FWIW, this is fixed by upgrading the system to openSUSE Leap 15.6 which updates the kernel to version 6.4.x.
I confirm that build 13.224 does not work (hangs as expected by the ticket), just like 13.217: in fact they share the exact same kernel. Some further info: adding modprobe.blacklist=vc4 avoid the issue and let the Rpi3 boot correctly (albeit without monitor support).
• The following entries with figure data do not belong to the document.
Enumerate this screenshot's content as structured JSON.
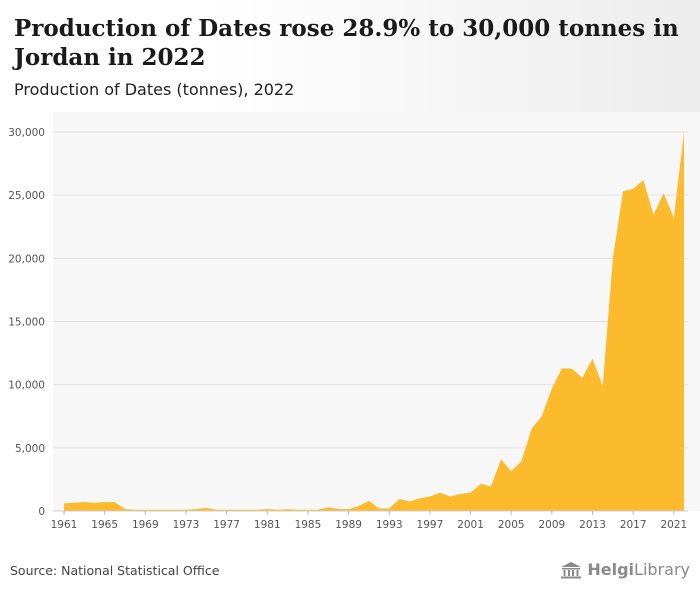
{
  "header": {
    "title": "Production of Dates rose 28.9% to 30,000 tonnes in Jordan in 2022",
    "subtitle": "Production of Dates (tonnes), 2022"
  },
  "footer": {
    "source": "Source: National Statistical Office",
    "brand_bold": "Helgi",
    "brand_regular": "Library"
  },
  "colors": {
    "area_fill": "#FBBB2C",
    "plot_background": "#F7F7F7",
    "gridline": "#E2E2E2"
  },
  "chart_data": {
    "type": "area",
    "title": "Production of Dates rose 28.9% to 30,000 tonnes in Jordan in 2022",
    "subtitle": "Production of Dates (tonnes), 2022",
    "xlabel": "",
    "ylabel": "",
    "x": [
      1961,
      1962,
      1963,
      1964,
      1965,
      1966,
      1967,
      1968,
      1969,
      1970,
      1971,
      1972,
      1973,
      1974,
      1975,
      1976,
      1977,
      1978,
      1979,
      1980,
      1981,
      1982,
      1983,
      1984,
      1985,
      1986,
      1987,
      1988,
      1989,
      1990,
      1991,
      1992,
      1993,
      1994,
      1995,
      1996,
      1997,
      1998,
      1999,
      2000,
      2001,
      2002,
      2003,
      2004,
      2005,
      2006,
      2007,
      2008,
      2009,
      2010,
      2011,
      2012,
      2013,
      2014,
      2015,
      2016,
      2017,
      2018,
      2019,
      2020,
      2021,
      2022
    ],
    "values": [
      600,
      650,
      700,
      650,
      700,
      700,
      150,
      100,
      100,
      100,
      100,
      100,
      100,
      150,
      250,
      100,
      100,
      100,
      100,
      100,
      150,
      100,
      150,
      100,
      100,
      100,
      300,
      150,
      150,
      400,
      800,
      200,
      200,
      950,
      750,
      1000,
      1150,
      1450,
      1150,
      1350,
      1450,
      2150,
      1950,
      4100,
      3150,
      3950,
      6500,
      7500,
      9700,
      11300,
      11250,
      10550,
      12050,
      9900,
      20000,
      25300,
      25500,
      26200,
      23450,
      25150,
      23200,
      30000
    ],
    "x_ticks": [
      "1961",
      "1965",
      "1969",
      "1973",
      "1977",
      "1981",
      "1985",
      "1989",
      "1993",
      "1997",
      "2001",
      "2005",
      "2009",
      "2013",
      "2017",
      "2021"
    ],
    "y_ticks": [
      "0",
      "5,000",
      "10,000",
      "15,000",
      "20,000",
      "25,000",
      "30,000"
    ],
    "y_tick_values": [
      0,
      5000,
      10000,
      15000,
      20000,
      25000,
      30000
    ],
    "ylim": [
      0,
      30000
    ],
    "xlim": [
      1961,
      2022
    ],
    "grid": true,
    "legend": "none"
  }
}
On rpi4, everything is ok and vc4 module does not hang. Also, on rpi3, this is the ftrace stack when it hangs (on vc4 module only: "echo '*:mod:vc4' > set_ftrace_filter"): 2) | vc4_drm_register [vc4]() { 2) + 12.813 us | vc4_hvs_dev_probe [vc4](); 2) + 30.521 us | vc4_hdmi_dev_probe [vc4](); 2) + 54.844 us | vc4_vec_dev_probe [vc4](); 2) + 21.146 us | vc4_txp_probe [vc4](); 2) + 18.855 us | vc4_crtc_dev_probe [vc4](); 2) 7.656 us | vc4_crtc_dev_prob there's report in this ticket that 15.6 works (I've not tried it by myself yet), and from 15.5 (kernel 5.14) to 15.6 (kernel 6.4) there's plenty of kernel commits related to vc4, two of which (at least) may be worth our attention since solve crashes: 797d72ce8e0f8 and c86b41214362e8e. Reassigning to the HW enablement team. Many thanks, Andrea
At a quick glance this might be a mismatch between kernel and DTB. Perhaps the RPi firmware package changed (or needs to be updated)? The firmware lives on the SD-card so I'm not sure how this is updated in QA. Ivan, since you know the platform better, do you have any thoughts?
Devicetree's for RPi's are provided by raspberrypi-firmware-dt package. Which hasn't been updated in a while(5 months).